Not quite hip hop, Mallory’s poetry seamlessly interweaves with the instrumental tracks nonetheless. His meditations on money, power and family reveal a wide emotional range matched by the broad sonic palettes wielded by Wiggins and fellow trackmasters JG and Walter Jones.

And speaking of new releases, the Triangle’s David Karsten Daniels held his CD release party for his new masterpiece, Sharp Teeth, at Local 506 in Chapel Hill earlier this month. Somewhere between sad and transcendent, the songs are nothing short of beautiful. Beginning with a Southern folk storytelling premise, Sharp Teeth features tender acoustic guitar laden with layers of instrumentation, including mournful Dixieland horns, angular shards of electric guitar and the ethereal guest vocals of Des Ark’s Aimee Argote.

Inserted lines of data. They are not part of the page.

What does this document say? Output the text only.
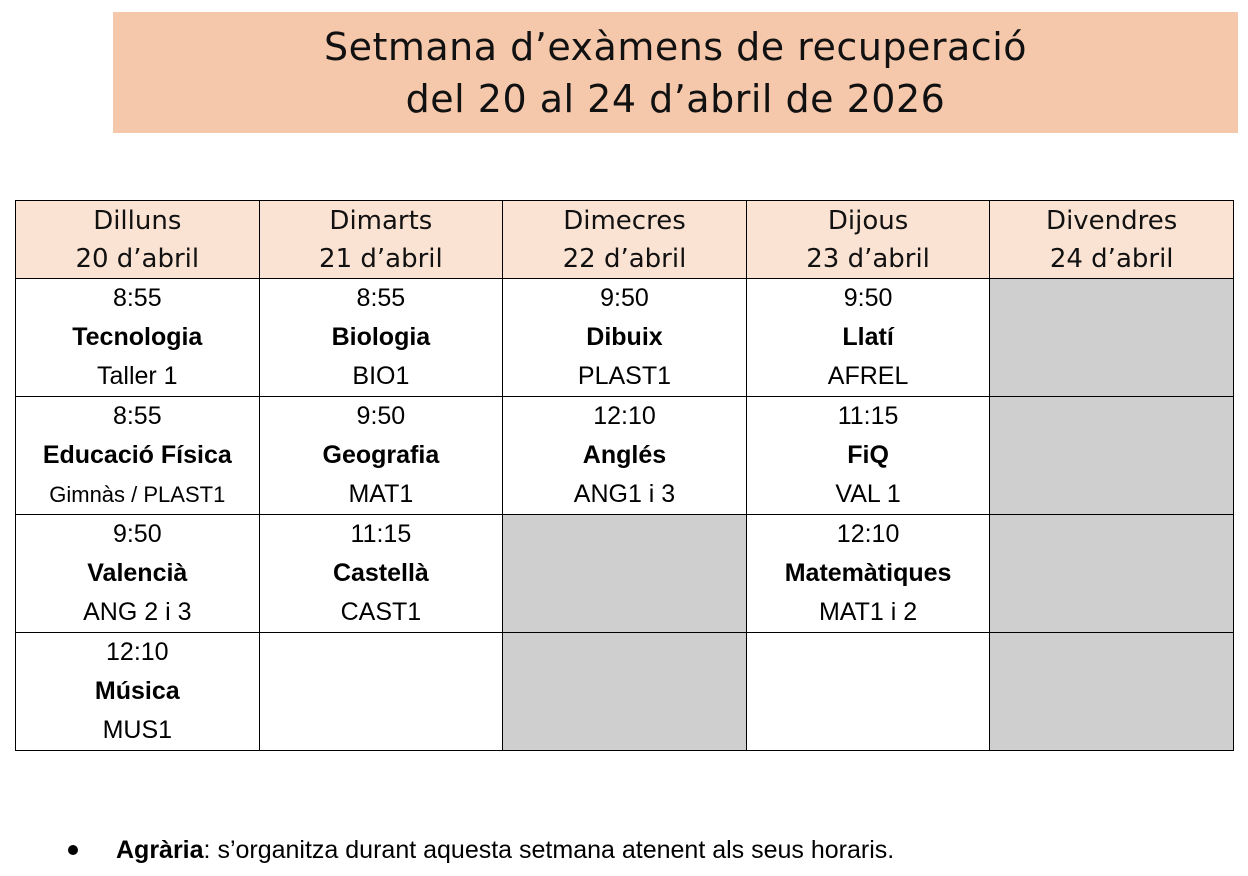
Setmana d’exàmens de recuperació
del 20 al 24 d’abril de 2026
Dilluns
20 d’abril	Dimarts
21 d’abril	Dimecres
22 d’abril	Dijous
23 d’abril	Divendres
24 d’abril

8:55
Tecnologia
Taller 1	8:55
Biologia
BIO1	9:50
Dibuix
PLAST1	9:50
Llatí
AFREL	

8:55
Educació Física
Gimnàs / PLAST1	9:50
Geografia
MAT1	12:10
Anglés
ANG1 i 3	11:15
FiQ
VAL 1	

9:50
Valencià
ANG 2 i 3	11:15
Castellà
CAST1		12:10
Matemàtiques
MAT1 i 2	

12:10
Música
MUS1				

Agrària: s’organitza durant aquesta setmana atenent als seus horaris.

Here are the essentials for the Triad’s week in live music:

The Bo Stevens, Lowlands, Mitchell Snow & 40 Hounds of Hell and Susan Snow play the Garage in Winston-Salem on Thursday.

On Friday Boys II Men make their rite of passage at the N Club and International Bluegrass Music Association entertainers of the year Cherryholmes bend the strings at the Carolina Theatre. On the same night and in the same town Unknown Hinson and the Tremors materialize at Greene Street.

Saturday Bloodjinn celebrates the release of its new CD release party at Greene Street, while the Cyril Lance Outskirts of Infinity Collective Experience Arkestra, featuring Dave McCracken, Steve Clarke and Dan Davis, conduct intergalactic transport over at the Blind Tiger.

Down the road in Winston-Salem, Sister Hazel rocks Ziggy’s on Saturday, while the garage-glam outfit the Malamondos headline the Garage.

Multi-instrumentalist Frank Gratkowski and keyboardist Dave Fox play Guilford College’s Finch Chapel on March 4.

Looking ahead, tickets go on sale Friday for Old Crow Medicine Show’s March 29 appearance at the Carolina Theatre.